В усталых, вечно воспаленных глазах Бальядера плавал туман непонятных мечтаний и размышлений, о которых он был не прочь поведать вслух. Поверх бронзового панциря философ носил нарочито потрепанную, дырявую накидку с капюшоном и прорезями для рук, пояс его был сделан из веревки, а на ногах он носил онучи и деревянные сандалии. Вооружен он был так же необычно – длинным посохом, выточенным из ствола дерева, с массивным кривым корневищем на верхнем конце. Во время знакомства Бальядеру было очень нехорошо, потому что предшествующим вечером он выпил слишком уж много. Вместо того чтобы с благодарностью согласиться на предложение Дальвига, которого привел Кинт, старик налетел на него, как старый, драный коршун.
– Ты! Словно рожденный ночью демон, предлагаешь вернуться к черному ремеслу убийцы! Ты тянешь мне золото, заставляешь взять и обагрить руки кровью невинных, чтобы потом я мучился, терзаемый собственной совестью…
Дальвиг, совершенно не ожидавший такого ответа, в смущении отшатнулся и собирался было выбежать из тесного полутемного зала. Не успел он повернуться, Бальядер проворно подскочил вплотную и зашептал, дыша в лицо сильным сивушным запахом:
– Сколько ты даешь, искуситель?
Бальядеру пришлось покупать коня, дрянного одноглазого жеребца, который был немедленно наречен Оком Истины. Теперь он шагал рядом с Дикарем, давая седоку возможность продолжить начатую во время знакомства тему.
– Ты набрал нас, юноша, чтобы повести к насилию и убийствам, ведь так? Ты так молод и не понимаешь, что это – самое мерзкое в нашем несовершенном мире. Видел ли ты смерть наяву? Познал ли ее отвратительный лик? Понял ли, что гибели не заслужил ни один человек на свете, даже самый законченный негодяй? Одумайся, разгони нас, пока мы еще не успели далеко отъехать от таверны. Потрать деньги на веселье, безбедную и бездумную жизнь на берегах теплых южных морей, на любовь продажных женщин, на вино, на что угодно!
– Как проникновенно ты вещаешь! – восхитился Даль‑виг. – Но одно меня смущает: почему ты согласился вступить в мое войско, если так ненавидишь убийства и войну?
– Мой грех – слабоволие, помноженное на пристрастие к вину. Я не стесняюсь открыто признавать свои пороки, и Бог‑Облако у себя на небе видит это. Искушение, предлагаемое людьми вроде тебя, сильнее меня. Тут уж ничего не поделаешь! Достоин жалости тот, кто не может устоять перед соблазном, – но во сто крат хуже тот, кто эти соблазны подает!
Сначала опешивший Дальвиг пытался спорить с философом‑пьяницей, но тот, воздевая к небу скрюченный подагрой палец, продолжал твердить свое, будто и не слыша возражений.
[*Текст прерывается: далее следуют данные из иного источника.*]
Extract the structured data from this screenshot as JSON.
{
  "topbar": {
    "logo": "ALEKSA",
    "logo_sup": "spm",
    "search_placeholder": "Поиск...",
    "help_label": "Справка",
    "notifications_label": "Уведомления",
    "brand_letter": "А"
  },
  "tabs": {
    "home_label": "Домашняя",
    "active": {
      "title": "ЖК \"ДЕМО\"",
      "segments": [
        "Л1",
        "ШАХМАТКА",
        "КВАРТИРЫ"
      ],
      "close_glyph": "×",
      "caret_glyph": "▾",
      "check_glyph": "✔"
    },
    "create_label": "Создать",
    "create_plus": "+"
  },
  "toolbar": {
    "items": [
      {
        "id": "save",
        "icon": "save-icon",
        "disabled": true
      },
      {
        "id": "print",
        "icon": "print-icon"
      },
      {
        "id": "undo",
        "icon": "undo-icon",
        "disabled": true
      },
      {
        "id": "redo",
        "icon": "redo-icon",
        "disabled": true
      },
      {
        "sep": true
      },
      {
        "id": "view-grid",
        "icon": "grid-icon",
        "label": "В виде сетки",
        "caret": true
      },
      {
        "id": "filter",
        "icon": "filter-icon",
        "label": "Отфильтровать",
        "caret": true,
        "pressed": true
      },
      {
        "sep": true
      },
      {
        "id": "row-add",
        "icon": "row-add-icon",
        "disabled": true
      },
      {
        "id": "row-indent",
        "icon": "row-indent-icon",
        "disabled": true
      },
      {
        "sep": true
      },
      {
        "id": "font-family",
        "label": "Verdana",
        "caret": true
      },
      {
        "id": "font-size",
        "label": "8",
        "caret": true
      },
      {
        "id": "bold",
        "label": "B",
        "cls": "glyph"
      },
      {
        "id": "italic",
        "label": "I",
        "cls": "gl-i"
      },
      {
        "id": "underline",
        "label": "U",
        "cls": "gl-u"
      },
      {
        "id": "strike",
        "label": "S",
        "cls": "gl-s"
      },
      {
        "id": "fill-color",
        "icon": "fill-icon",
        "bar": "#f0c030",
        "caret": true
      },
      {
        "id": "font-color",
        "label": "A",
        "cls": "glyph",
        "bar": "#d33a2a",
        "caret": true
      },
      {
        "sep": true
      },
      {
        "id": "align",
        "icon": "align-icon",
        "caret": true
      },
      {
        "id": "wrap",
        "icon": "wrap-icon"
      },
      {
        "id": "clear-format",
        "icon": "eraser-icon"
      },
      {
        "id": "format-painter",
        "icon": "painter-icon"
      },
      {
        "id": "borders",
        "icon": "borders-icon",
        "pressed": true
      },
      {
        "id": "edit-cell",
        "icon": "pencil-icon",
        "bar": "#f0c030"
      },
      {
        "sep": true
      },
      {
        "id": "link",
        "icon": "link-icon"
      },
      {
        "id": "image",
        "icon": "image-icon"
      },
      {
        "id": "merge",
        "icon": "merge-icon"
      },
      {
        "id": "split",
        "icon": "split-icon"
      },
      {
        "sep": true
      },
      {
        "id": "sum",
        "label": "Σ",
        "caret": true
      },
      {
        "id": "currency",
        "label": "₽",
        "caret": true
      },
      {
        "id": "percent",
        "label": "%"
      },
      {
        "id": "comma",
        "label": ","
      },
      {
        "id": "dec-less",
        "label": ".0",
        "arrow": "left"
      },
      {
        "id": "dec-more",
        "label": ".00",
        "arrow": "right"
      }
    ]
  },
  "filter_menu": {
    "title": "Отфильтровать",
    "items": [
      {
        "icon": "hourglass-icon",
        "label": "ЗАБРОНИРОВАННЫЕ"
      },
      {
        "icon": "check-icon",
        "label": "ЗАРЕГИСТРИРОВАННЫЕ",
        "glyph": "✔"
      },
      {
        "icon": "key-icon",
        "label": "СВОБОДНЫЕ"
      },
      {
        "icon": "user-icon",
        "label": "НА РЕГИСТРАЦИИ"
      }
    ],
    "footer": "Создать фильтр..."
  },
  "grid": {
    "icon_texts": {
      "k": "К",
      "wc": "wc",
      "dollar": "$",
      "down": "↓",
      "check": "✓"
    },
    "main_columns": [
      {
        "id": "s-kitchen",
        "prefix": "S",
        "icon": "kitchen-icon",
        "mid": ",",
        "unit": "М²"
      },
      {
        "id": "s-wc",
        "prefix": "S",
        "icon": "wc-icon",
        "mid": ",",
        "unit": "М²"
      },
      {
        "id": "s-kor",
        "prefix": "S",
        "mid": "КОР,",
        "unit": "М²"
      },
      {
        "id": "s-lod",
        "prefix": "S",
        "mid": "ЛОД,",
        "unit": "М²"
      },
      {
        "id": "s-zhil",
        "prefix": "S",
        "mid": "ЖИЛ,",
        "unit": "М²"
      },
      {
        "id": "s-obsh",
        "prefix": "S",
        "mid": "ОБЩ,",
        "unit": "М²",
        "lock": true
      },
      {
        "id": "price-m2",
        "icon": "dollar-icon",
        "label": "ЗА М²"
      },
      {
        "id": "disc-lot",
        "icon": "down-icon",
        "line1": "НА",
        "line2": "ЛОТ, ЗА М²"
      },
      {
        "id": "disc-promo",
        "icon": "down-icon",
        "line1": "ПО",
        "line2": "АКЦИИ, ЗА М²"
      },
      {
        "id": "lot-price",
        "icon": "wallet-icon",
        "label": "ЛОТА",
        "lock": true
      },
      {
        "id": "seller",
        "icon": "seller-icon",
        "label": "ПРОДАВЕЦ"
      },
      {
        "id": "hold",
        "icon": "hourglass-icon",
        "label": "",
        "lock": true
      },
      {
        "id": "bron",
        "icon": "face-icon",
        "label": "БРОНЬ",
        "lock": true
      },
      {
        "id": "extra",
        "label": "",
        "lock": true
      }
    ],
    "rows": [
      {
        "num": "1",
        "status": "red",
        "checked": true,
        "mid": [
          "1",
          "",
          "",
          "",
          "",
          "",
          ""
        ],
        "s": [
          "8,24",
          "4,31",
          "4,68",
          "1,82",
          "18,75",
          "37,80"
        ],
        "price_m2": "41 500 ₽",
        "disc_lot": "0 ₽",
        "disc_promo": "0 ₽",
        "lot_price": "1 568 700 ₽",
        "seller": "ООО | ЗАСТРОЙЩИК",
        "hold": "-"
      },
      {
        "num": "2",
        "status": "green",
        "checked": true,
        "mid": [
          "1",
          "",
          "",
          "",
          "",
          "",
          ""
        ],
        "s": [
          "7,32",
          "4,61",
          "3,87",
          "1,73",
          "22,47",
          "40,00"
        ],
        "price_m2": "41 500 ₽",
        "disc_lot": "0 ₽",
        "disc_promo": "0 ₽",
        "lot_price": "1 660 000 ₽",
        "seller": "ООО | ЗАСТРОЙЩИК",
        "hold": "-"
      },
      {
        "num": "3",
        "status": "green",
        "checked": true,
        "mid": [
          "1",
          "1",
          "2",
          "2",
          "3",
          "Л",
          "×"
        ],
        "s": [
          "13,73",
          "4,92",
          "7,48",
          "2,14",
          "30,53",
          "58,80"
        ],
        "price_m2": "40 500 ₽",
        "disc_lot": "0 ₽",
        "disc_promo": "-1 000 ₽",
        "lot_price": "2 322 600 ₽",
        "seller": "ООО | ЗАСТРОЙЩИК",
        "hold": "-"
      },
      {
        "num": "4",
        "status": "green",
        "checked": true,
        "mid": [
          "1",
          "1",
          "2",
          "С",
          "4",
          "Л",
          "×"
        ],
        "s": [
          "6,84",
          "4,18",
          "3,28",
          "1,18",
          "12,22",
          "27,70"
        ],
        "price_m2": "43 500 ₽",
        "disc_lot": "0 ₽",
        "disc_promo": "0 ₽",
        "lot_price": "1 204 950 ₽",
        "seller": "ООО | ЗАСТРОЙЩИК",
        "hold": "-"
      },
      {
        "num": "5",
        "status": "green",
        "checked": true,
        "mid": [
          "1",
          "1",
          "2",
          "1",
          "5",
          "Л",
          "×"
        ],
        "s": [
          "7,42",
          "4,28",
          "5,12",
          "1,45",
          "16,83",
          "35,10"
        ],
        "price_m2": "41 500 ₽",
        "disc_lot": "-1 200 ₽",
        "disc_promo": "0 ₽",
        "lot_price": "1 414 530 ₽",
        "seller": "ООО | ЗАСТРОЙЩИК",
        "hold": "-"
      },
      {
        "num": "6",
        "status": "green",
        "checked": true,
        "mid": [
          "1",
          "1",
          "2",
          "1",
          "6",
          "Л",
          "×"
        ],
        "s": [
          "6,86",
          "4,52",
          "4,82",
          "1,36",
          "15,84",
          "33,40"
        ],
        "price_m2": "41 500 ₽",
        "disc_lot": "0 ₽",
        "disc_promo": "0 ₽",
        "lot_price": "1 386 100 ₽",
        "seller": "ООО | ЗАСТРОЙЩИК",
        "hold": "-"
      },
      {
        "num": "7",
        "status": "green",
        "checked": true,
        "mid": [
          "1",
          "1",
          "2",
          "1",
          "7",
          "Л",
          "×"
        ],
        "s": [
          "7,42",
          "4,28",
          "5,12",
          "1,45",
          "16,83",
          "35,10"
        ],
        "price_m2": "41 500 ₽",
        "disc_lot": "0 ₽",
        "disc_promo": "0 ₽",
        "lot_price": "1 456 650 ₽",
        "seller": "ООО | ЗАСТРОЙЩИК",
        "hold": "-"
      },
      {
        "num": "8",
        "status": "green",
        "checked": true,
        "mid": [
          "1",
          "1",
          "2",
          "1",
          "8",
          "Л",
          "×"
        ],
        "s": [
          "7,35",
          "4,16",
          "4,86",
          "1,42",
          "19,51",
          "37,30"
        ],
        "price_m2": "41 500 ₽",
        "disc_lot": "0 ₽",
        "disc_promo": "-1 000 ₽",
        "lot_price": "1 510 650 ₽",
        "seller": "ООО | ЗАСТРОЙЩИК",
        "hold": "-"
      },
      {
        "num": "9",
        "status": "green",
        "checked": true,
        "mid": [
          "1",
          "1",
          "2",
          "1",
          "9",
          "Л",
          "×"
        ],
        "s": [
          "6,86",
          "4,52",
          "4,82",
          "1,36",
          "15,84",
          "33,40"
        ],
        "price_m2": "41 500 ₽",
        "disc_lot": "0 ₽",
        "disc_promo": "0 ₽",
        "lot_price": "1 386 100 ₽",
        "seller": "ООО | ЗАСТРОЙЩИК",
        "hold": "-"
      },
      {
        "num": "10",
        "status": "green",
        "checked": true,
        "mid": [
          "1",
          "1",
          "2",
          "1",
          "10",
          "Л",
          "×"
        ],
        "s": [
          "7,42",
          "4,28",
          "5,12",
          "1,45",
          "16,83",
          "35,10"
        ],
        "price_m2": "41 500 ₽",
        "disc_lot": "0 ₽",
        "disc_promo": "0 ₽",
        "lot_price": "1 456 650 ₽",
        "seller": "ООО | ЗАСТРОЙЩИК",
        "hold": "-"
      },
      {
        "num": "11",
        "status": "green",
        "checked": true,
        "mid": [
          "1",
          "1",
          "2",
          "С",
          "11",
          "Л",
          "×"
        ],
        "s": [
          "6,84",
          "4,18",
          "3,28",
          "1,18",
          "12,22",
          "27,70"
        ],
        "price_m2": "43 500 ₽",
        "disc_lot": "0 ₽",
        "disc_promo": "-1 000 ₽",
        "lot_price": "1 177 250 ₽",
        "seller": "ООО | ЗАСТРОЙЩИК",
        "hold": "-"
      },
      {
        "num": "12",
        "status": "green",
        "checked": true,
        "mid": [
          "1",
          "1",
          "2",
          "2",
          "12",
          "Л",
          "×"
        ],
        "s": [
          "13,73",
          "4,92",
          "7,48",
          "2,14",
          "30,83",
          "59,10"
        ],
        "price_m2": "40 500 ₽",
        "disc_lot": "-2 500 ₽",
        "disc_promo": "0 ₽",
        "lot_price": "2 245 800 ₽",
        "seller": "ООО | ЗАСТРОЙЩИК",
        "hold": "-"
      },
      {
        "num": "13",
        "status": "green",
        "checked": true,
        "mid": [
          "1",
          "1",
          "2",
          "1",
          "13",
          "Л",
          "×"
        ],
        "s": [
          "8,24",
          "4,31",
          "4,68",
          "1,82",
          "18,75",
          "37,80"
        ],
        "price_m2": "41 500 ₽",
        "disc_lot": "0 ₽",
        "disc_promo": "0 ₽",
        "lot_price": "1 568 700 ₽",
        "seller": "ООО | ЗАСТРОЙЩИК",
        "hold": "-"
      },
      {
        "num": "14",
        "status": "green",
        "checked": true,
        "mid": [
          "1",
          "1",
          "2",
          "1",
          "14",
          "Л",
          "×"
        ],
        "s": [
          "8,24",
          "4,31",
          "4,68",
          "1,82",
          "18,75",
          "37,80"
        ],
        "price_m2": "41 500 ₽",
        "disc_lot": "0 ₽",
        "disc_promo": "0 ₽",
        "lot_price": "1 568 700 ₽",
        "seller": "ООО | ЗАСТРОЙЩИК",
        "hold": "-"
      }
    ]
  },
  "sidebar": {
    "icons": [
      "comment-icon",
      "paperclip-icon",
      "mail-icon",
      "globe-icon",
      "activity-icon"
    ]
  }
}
В конце концов Эт Кобос незаметно отстал от вошедшего в раж Бальядера и обратился к Кингу.
– Может, посоветуешь, что делать с этим нудным болтуном?
– Старина Болтунер всегда таков, сколько я его помню, – меланхолично ответил тот. – Затыкается только тогда, когда начинается драка или когда смертельно пьян. Можно было бы его не брать… но посмотри на эти длинные сильные пальцы! Своим уродливым посохом он запросто расплющит и шлем, и башку под ним. Уж я‑то это точно знаю, сам видал! Говорят, раньше он служил в войсках самого Императора до тех пор, пока вдруг не свихнулся и не стал нести эту чушь. Если б не пьянство и болтовня, быть бы ему сейчас генералом!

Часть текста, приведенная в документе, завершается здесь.